Мы с девчонками выходим за дверь. Снег пошел – тоже мне, весна, – и я ловлю снежинки ртом. «Я же говорила, проходимец, – повторяет за своей Рогнедой Славка, – небось, еще и деньги ему за нас платят». Я нехотя плетусь за девчонками. «Кто учить будет?» – продолжает в том же духе Славка. Девчонки как воды в рот набрали, даже отличница Аленка помалкивает: спрятала косички свои под шапку, только мышиные хвостики торчат. «Я лично не буду, – заявляет Славка, – пошел он». И тут я как вскрикну: «Ой, а я портфель забыла!» Никакого портфеля я не забывала: я, как пришла из школы, кинула его в угол, и он там валяется себе. Да и пакет с Боярским, где лежит тетрадка, я не забывала: попробуй забудь, Галинка со свету сживет.

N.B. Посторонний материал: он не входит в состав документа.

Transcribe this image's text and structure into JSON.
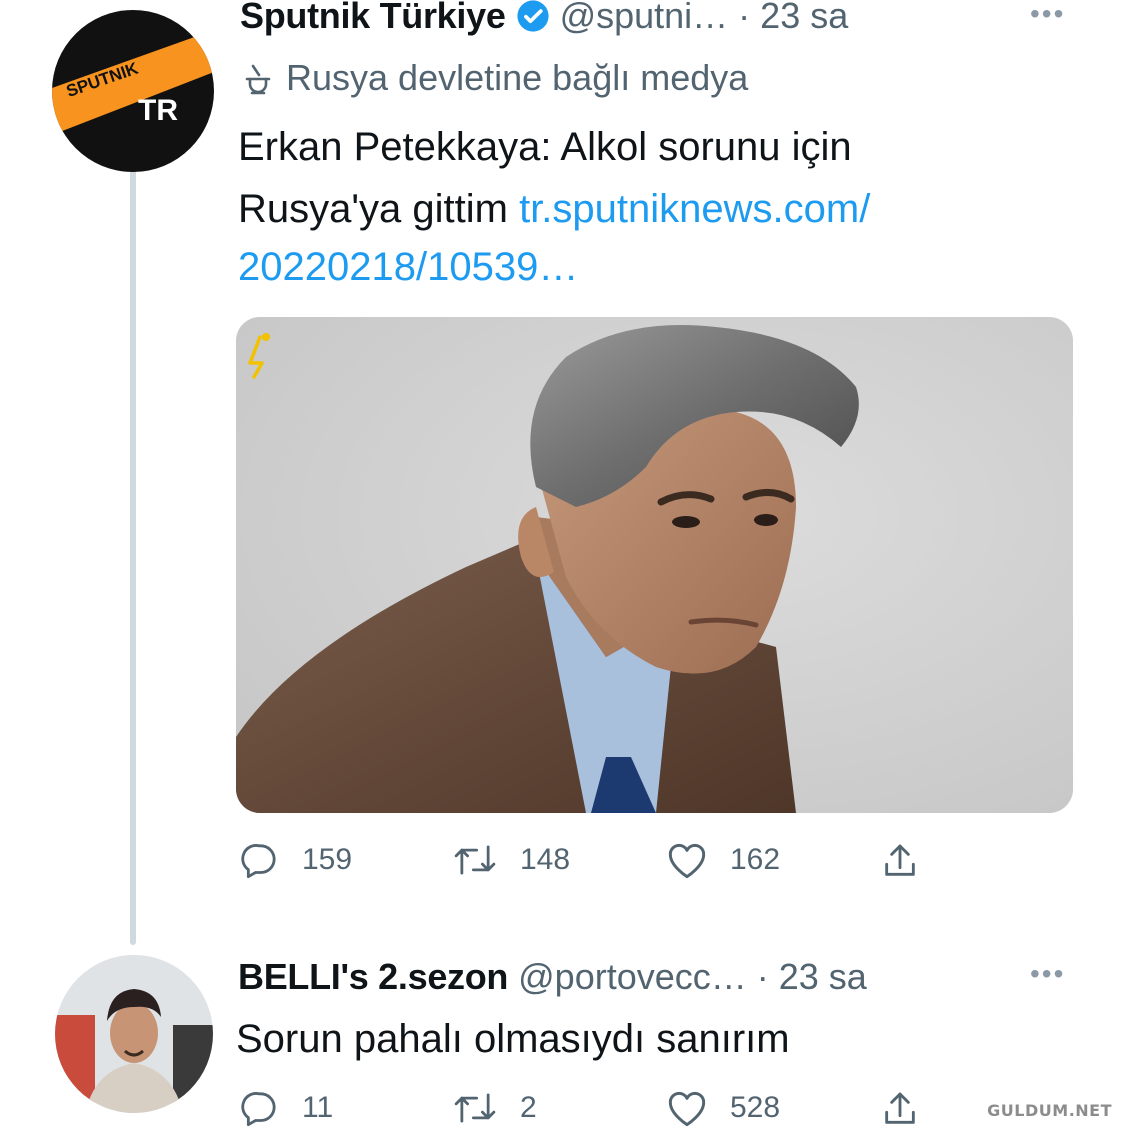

Девчонки переглядываются: ну иди, мол, а нам с тобой не по пути. И я, радостная (с чего бы?), несусь в школу на всех парах («Ты бы так утром на занятия бежала, – слышу я мамин голос, будто она подсматривает за мной. – Вся в отца, такая же шалавая растет»).

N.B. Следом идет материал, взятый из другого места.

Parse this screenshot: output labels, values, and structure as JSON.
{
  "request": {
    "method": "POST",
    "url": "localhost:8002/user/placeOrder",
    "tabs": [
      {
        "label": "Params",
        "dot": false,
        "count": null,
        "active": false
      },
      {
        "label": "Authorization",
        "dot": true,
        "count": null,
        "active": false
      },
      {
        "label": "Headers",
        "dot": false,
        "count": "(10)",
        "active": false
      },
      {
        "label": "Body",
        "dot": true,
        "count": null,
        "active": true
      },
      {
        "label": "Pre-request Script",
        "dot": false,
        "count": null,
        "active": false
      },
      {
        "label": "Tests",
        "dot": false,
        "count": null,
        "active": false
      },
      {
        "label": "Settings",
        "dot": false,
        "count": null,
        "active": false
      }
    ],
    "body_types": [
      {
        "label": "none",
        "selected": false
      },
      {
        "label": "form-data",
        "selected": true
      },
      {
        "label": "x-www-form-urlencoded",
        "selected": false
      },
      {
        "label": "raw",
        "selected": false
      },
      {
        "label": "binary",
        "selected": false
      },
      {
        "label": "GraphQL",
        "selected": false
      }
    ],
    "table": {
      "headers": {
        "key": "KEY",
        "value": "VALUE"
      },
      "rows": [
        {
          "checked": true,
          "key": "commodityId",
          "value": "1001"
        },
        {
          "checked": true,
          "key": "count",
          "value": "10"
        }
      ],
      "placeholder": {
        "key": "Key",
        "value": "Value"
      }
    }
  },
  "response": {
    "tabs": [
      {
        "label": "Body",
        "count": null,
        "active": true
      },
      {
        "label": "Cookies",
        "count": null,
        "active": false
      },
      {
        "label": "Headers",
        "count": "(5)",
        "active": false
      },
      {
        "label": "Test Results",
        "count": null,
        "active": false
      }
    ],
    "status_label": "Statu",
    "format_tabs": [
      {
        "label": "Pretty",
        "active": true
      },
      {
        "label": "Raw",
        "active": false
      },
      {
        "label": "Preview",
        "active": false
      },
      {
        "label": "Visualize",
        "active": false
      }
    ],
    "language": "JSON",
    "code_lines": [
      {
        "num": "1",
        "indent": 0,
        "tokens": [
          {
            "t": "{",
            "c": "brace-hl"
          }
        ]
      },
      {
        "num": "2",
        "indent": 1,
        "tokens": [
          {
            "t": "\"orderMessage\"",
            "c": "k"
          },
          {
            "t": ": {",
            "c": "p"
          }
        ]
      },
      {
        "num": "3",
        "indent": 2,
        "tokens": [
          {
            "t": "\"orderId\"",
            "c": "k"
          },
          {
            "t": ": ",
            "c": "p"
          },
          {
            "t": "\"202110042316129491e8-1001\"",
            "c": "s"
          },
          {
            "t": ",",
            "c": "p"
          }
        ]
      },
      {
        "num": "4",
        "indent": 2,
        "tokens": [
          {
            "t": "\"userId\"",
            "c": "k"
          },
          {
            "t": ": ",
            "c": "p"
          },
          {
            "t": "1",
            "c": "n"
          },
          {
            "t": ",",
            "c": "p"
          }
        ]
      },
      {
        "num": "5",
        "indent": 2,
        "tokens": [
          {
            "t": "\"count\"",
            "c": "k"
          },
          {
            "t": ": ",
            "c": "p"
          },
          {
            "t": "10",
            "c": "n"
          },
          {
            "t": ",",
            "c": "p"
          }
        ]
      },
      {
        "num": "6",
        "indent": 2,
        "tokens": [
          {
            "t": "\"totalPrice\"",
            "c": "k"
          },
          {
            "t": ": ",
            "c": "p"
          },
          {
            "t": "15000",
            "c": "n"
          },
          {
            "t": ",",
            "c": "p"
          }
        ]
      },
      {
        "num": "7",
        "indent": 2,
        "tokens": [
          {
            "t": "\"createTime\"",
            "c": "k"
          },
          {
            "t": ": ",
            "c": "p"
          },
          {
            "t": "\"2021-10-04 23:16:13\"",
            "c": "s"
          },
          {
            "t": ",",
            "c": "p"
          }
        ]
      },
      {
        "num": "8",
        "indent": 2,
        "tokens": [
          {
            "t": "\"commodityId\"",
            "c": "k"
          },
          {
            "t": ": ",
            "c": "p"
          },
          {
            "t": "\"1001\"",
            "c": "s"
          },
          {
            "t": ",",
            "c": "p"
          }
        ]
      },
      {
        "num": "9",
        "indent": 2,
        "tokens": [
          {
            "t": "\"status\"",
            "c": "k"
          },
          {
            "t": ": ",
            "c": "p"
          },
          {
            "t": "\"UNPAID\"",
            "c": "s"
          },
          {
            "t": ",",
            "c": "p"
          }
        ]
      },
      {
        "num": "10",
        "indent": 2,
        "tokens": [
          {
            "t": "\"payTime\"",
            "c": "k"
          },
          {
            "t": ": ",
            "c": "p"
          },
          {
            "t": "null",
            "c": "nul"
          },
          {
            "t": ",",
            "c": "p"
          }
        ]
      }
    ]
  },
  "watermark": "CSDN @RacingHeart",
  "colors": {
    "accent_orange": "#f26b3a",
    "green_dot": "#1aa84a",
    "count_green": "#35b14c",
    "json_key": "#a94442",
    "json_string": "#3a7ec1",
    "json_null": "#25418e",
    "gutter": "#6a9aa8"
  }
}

Врываюсь в кабинет: красная, мокрая, еле дух перевела. «…да какое, на хрен, искусство? – Матвеич опрокидывает стакан водки, занюхивает вытянутым рукавом свитера. – Где оно, искусство твое? Ты забыл, как меня…» Он замолкает и, так и не опрокинув второй стакан, таращится на меня стеклянными глазами (такие глаза обычно называют осоловевшими, но мой папа говорит «соловьиные глаза», – говорит и смеется).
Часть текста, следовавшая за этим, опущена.